Juge et partie?

Quand l’administration est juge et partie, “l’affaire” n’est pas loin!  Est-ce nouveau? Évidemment que non.
Les habitants de Chaudun étaient-ils si malheureux qu’ils devaient absolument partir ou leur a-t-on fait miroiter une vie tellement plus heureuse dans les colonies françaises qu’ils ne pouvaient résister à cette sollicitation par ailleurs assez pressante?
Il est vrai que leur principale ressource, l’industrie pastorale, était en régression permanente pour 3 raisons. Je cite ici le rapport de l’inspecteur de la Direction des forêts chargé par l’Etat de ce dossier, monsieur Billecard : “l’épuisement des pâturages par un usage excessif, la baisse des prix par suite de la concurrence étrangère et enfin l’augmentation incessante des charges communales”. Mais si les revenus étaient faibles, les dépenses l’étaient tout autant.  Cet inspecteur était-il véritablement objectif? Probablement pas.
Les propriétaires, sans doute trop pressés de vendre ont fait une offre , toujours selon lui: “sensiblement inférieure à celle payée pour les acquisitions de terrains similaires dans la région”. Mais il préconise  de considérer les prix proposés comme “un maximum”. Très honnête, vis à vis de gens qu’il décrit si miséreux?
Un propriétaire refusera de brader son terrain.

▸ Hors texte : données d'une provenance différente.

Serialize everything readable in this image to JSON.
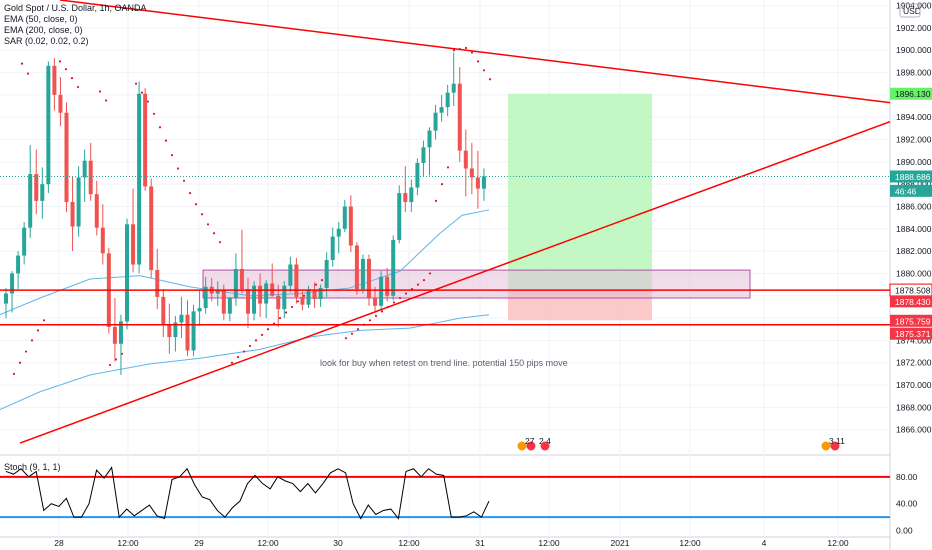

Peu importe, il fait une note indiquant:
“Il ne persistera pas dans ses prétentions lorsqu’il se trouvera seul à habiter à Chaudun et s’il persiste, il sera temps alors d’examiner si l’administration doit faire droit.” En fait il semble que ce Billecard veuille surtout que l’affaire se réalise, sans doute pour son propre avancement. Clairement son intérêt est celui de l’Etat, pas celui des Chauduniers.
Les négociations s’étirant sur plusieurs longues années, les habitants sont désespérés et pressent l’Etat de conclure. Il abondera dans ce sens. Par compassion? Pas du tout: voyez ce qu’il en dit:  “l’administration doit faire des concessions de formes pour dégager la responsabilité d’une situation que l’opinion publique qui lui est si peu favorable dans ce département ne manquerait pas de faire retomber sur elle…”
Voilà un aspect de l’histoire de Chaudun, moins misérabiliste et donc sans doute moins romanesque que la version usuelle, que j’ai découvert grâce à une nouvelle visite aux archives de Gap et au livre très documenté de Monsieur   Escalle     “de Rabou à Chaudun” dont l’édition est malheureusement  épuisée.
Par phases tantôt j’avance dans l’écriture du roman et tantôt je découvre des vérités nouvelles… qui parfois me font modifier le cours de mon scénario. Sans cesse sur le métier… jusqu’à quand?
 “Il ne faut pas faire le civet avant d’avoir le lièvre.”